Regarding the notion that the internet has made us better informed I am reminded of the story of Babel. I’ve not really read the Bible but my impression is that the sheer quantity of voices made communication meaningless.
Our current inability to reach consensus on what is real, actual, truth is something I believe the internet has facilitated.
I’d like to add that the basic common sense I find on this blog is what makes and keeps me a subscriber. I don’t participate in any social media whatsoever so I’m out of many loops. So grateful for this one.
The Fed and Elon Musk, each in their own ways, fail to grapple with disinformation (ignoring the references to China where the truth is what Xi says it is).
I’d like to hear more about the historical (and possibly time tested) approaches: the Founding Fathers clearly feared the Monarchy’s ability to control information and speech, and wasn’t there a long time before the literacy of the 1900’s where the population struggled to get any information?
Sir, you have hit an important nail right on its head. to wit:
“Believe it or not, that isn’t meant as a derisive comment on academics or even the social sciences more generally. Rather, it’s an indictment of the way in which academics are compelled to treat the soft sciences if they (academics) are to have any hope of being published on the way to securing gainful employment as a card-carrying member of the ivory tower club.”
This couldn’t be said better. When I published my first finance article there were only four outlets. The need to publish “rigorous” (read mathematical) research has created un-accessible damage to policy making and for our collective lives. To accommodate social scientists we modified non-parametric statistics and invented junk science like the so-called “Likert Scale,” devised by Rensis Likert, so we could turn discontinuous human behavior into real “scientific” data and prove lots of really good stuff. If “m honest, I myself, wanting to survive and get to the tower (which I reached when I got a really nice endowed chair in which I spent 11 very comfortable years) was a oft-published participant in this madness.

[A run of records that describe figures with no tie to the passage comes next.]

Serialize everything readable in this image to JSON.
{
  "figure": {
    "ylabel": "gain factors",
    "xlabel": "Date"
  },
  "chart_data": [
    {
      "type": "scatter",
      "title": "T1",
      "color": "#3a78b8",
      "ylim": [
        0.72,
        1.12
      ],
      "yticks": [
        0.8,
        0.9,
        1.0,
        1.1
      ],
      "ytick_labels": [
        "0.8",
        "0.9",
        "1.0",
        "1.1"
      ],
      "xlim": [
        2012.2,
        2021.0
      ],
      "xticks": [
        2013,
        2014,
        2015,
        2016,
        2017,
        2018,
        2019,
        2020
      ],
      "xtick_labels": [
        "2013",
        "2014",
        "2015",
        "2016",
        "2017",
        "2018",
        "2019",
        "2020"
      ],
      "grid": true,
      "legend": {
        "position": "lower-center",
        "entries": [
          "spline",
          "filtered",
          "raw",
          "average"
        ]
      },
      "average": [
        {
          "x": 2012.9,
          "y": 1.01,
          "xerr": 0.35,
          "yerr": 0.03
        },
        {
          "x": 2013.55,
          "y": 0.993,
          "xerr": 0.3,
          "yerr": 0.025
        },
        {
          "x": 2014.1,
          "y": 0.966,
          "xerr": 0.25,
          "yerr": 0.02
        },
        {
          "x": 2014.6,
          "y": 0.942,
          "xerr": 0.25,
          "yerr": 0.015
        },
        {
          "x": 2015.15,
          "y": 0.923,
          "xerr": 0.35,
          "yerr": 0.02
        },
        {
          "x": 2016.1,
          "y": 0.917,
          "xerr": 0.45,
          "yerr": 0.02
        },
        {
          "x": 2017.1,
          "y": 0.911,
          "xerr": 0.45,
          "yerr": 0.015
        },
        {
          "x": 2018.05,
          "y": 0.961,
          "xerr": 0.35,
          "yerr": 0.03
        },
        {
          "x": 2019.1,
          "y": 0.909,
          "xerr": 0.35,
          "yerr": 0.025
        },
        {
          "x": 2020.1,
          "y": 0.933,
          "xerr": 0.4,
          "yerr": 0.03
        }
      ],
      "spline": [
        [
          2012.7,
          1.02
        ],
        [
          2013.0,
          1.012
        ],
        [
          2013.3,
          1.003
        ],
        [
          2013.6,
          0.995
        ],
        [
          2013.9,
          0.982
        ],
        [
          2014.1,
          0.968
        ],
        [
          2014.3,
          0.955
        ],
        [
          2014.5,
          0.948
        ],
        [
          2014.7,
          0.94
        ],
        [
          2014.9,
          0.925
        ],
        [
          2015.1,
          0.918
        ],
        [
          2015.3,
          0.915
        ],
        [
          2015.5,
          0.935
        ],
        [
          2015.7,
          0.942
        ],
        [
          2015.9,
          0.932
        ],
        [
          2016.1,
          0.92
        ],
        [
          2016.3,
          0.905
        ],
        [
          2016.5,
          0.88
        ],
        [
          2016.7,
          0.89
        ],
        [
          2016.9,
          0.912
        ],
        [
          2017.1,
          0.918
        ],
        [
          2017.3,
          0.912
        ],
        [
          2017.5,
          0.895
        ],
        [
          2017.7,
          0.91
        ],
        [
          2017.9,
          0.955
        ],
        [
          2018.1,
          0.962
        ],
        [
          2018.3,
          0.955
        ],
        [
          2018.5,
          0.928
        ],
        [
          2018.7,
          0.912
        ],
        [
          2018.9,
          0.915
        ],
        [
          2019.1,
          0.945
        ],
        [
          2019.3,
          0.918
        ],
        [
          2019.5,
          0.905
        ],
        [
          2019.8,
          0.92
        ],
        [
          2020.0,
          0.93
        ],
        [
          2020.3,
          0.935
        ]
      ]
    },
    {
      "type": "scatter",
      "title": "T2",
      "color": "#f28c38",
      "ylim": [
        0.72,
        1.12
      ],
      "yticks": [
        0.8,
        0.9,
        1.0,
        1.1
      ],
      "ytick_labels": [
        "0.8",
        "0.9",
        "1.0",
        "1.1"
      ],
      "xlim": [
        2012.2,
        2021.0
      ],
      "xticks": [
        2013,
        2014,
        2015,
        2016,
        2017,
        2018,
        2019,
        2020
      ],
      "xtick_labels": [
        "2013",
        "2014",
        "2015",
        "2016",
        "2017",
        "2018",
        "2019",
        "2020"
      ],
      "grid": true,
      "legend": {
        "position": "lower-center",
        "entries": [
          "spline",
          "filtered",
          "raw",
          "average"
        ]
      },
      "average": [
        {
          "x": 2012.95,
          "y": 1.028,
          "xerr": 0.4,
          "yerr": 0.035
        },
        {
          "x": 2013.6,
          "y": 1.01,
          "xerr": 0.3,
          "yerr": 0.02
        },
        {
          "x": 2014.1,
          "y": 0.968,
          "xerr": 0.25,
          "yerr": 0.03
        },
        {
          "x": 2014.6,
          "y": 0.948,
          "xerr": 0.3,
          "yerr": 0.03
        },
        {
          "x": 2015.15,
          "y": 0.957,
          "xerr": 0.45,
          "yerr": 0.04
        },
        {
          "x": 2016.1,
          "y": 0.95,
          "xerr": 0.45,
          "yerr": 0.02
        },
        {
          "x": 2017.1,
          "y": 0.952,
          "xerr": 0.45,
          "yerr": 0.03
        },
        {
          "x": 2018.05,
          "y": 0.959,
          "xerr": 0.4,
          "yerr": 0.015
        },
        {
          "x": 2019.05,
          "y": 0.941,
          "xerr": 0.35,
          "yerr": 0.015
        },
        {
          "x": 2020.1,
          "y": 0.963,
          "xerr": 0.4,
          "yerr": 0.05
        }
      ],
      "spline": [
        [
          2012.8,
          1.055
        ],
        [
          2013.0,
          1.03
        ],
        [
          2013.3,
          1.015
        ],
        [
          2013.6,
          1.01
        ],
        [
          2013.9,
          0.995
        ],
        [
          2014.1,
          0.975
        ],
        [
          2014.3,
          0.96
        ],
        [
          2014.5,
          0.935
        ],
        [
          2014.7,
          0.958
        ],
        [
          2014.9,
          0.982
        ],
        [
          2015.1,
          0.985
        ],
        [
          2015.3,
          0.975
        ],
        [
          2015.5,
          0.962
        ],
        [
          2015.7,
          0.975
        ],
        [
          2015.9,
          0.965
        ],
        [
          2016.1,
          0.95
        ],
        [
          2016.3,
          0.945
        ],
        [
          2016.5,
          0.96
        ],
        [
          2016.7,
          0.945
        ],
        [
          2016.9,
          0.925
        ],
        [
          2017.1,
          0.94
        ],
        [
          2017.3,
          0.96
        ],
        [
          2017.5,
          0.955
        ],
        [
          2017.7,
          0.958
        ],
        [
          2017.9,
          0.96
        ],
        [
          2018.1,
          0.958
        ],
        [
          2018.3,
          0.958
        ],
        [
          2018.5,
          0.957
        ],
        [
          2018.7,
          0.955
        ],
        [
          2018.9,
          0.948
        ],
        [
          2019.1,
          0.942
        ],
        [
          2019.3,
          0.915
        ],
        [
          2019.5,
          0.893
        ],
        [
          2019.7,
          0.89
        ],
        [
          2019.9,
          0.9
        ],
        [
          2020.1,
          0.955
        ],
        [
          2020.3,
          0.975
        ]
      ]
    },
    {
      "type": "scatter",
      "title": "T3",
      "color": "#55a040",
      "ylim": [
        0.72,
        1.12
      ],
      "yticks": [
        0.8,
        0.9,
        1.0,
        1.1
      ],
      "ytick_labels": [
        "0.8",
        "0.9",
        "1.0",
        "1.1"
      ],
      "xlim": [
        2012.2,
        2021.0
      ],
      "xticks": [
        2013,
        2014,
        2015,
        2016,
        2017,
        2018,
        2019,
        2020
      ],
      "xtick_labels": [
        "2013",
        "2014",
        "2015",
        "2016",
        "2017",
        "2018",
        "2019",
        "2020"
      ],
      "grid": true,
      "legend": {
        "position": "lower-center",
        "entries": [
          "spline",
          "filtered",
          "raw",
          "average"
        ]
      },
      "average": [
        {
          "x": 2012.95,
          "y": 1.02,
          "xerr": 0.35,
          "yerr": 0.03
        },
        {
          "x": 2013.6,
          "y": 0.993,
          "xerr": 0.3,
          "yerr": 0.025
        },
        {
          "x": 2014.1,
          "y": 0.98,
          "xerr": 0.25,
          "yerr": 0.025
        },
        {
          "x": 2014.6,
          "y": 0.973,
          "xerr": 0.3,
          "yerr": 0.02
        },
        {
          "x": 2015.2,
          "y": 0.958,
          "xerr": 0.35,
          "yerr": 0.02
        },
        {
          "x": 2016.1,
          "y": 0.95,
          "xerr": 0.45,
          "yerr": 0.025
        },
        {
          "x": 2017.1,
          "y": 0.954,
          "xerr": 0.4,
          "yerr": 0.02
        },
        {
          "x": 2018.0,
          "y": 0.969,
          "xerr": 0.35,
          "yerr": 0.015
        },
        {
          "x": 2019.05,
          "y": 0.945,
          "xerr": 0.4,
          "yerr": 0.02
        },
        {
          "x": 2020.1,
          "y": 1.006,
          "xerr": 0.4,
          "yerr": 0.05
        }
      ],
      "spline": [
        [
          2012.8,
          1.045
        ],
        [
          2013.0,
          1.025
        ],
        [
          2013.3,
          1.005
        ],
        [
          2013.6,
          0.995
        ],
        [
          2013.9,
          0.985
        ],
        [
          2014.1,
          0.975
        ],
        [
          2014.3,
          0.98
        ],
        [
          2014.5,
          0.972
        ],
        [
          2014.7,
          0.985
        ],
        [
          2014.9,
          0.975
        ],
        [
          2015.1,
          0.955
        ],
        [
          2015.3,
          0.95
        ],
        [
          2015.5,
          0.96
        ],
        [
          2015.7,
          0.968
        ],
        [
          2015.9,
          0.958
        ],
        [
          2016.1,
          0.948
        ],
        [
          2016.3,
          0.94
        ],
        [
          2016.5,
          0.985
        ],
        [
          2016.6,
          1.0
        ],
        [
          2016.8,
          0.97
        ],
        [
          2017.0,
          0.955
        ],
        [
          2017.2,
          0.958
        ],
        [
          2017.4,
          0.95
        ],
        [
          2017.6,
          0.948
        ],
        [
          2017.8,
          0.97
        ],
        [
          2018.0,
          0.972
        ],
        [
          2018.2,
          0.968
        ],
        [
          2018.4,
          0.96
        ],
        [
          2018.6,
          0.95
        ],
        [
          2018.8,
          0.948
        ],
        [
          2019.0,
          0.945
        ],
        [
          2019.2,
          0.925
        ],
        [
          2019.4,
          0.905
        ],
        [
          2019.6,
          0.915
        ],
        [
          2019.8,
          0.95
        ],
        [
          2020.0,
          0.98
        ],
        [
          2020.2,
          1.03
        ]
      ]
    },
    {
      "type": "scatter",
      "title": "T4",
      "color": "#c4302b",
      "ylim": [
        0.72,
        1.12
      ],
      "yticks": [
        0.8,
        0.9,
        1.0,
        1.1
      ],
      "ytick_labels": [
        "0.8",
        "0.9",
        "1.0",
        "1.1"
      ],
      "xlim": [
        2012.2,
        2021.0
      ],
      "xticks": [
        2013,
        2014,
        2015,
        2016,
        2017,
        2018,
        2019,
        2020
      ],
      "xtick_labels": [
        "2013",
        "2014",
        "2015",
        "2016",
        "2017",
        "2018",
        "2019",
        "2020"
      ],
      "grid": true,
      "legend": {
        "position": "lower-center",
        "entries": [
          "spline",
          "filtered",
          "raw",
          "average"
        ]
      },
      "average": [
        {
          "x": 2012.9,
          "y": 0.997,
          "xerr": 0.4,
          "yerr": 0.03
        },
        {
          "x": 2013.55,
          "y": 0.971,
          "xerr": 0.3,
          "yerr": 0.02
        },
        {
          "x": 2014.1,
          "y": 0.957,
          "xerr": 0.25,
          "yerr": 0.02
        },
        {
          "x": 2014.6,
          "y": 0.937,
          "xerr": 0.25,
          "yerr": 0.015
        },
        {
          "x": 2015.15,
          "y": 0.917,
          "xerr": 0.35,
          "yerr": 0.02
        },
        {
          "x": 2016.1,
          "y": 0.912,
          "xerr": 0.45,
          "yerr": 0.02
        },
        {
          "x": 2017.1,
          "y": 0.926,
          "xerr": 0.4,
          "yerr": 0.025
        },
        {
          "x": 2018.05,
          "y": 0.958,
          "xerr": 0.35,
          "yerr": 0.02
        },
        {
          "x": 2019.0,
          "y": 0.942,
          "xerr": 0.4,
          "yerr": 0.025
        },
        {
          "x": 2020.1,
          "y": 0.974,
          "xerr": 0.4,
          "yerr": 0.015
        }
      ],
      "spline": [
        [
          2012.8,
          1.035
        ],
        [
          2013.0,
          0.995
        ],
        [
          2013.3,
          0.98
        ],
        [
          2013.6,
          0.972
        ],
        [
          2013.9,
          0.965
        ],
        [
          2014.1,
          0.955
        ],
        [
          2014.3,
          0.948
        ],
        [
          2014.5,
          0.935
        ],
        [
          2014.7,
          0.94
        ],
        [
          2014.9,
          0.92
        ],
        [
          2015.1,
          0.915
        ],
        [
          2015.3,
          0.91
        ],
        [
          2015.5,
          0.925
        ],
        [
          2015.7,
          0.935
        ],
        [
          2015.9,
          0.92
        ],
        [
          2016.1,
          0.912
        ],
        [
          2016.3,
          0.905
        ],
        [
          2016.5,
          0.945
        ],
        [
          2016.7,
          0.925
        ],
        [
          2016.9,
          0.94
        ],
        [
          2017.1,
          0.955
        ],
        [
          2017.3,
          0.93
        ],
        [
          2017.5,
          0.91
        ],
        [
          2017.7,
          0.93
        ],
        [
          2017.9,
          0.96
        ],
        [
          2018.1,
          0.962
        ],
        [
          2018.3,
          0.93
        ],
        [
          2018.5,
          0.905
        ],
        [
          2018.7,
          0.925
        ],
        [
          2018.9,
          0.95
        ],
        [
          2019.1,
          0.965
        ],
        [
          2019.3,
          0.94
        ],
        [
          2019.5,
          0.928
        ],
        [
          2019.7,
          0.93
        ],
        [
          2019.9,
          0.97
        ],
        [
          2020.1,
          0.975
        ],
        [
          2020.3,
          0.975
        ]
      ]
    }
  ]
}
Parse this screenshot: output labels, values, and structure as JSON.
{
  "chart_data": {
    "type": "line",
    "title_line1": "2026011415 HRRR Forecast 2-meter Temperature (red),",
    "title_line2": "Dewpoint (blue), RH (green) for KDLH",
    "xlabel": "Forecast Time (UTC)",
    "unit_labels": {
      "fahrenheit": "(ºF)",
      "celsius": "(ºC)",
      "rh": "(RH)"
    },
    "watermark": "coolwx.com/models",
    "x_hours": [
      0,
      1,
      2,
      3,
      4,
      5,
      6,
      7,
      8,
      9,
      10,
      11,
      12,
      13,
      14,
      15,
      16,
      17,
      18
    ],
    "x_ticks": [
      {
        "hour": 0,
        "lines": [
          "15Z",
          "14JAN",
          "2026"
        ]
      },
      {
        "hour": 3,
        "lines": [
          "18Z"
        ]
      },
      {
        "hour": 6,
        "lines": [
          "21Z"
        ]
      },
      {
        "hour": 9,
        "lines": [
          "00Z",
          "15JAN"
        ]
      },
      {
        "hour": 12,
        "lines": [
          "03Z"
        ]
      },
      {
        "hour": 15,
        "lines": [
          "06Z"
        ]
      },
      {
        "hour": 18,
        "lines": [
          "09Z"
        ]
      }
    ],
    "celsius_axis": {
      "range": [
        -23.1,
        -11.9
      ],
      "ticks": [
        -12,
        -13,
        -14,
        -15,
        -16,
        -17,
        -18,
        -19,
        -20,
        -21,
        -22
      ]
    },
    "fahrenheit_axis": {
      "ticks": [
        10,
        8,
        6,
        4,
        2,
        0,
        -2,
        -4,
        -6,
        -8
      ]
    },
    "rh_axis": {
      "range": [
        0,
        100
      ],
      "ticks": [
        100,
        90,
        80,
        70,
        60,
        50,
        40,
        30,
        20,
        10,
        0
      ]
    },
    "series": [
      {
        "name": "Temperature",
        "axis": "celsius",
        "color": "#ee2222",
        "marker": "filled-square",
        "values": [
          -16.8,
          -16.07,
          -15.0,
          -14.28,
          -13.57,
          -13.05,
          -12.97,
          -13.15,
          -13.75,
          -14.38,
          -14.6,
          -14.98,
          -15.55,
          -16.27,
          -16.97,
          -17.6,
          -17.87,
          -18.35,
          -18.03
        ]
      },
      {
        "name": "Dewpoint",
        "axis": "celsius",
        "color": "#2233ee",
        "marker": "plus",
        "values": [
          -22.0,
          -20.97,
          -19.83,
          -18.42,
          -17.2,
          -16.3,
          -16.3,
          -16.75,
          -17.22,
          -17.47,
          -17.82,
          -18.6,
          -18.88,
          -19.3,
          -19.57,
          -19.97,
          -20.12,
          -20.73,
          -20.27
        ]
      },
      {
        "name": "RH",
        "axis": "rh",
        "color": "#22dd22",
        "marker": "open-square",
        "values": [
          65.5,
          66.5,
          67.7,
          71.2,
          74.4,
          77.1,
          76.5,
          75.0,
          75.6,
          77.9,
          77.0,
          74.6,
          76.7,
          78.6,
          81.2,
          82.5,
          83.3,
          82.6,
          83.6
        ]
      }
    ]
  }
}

In fact, I think this was your best ever post. You friend (I assume) writing from Disgraceland couldn’t have said it better. To me the most maddening thing about the rise of so-called social media was the fact that our own Congress, surely at the behest of their resident lobbyist enablers, passed legislation expressly prohibiting any restraint of absolute free speech on the Internet and World Wide Web. They even stated (I read in the Internet) they wanted this communication medium to be the last frontier, like our own wild, wild west. Probably this was one of the most effective pieces of legislation they ever got paid for.
Sadly, there are no more adults, only Sam B-Fs fresh out of their mother’s basements, which is why I believe the 21st Century will be our last as “civilized?” humans.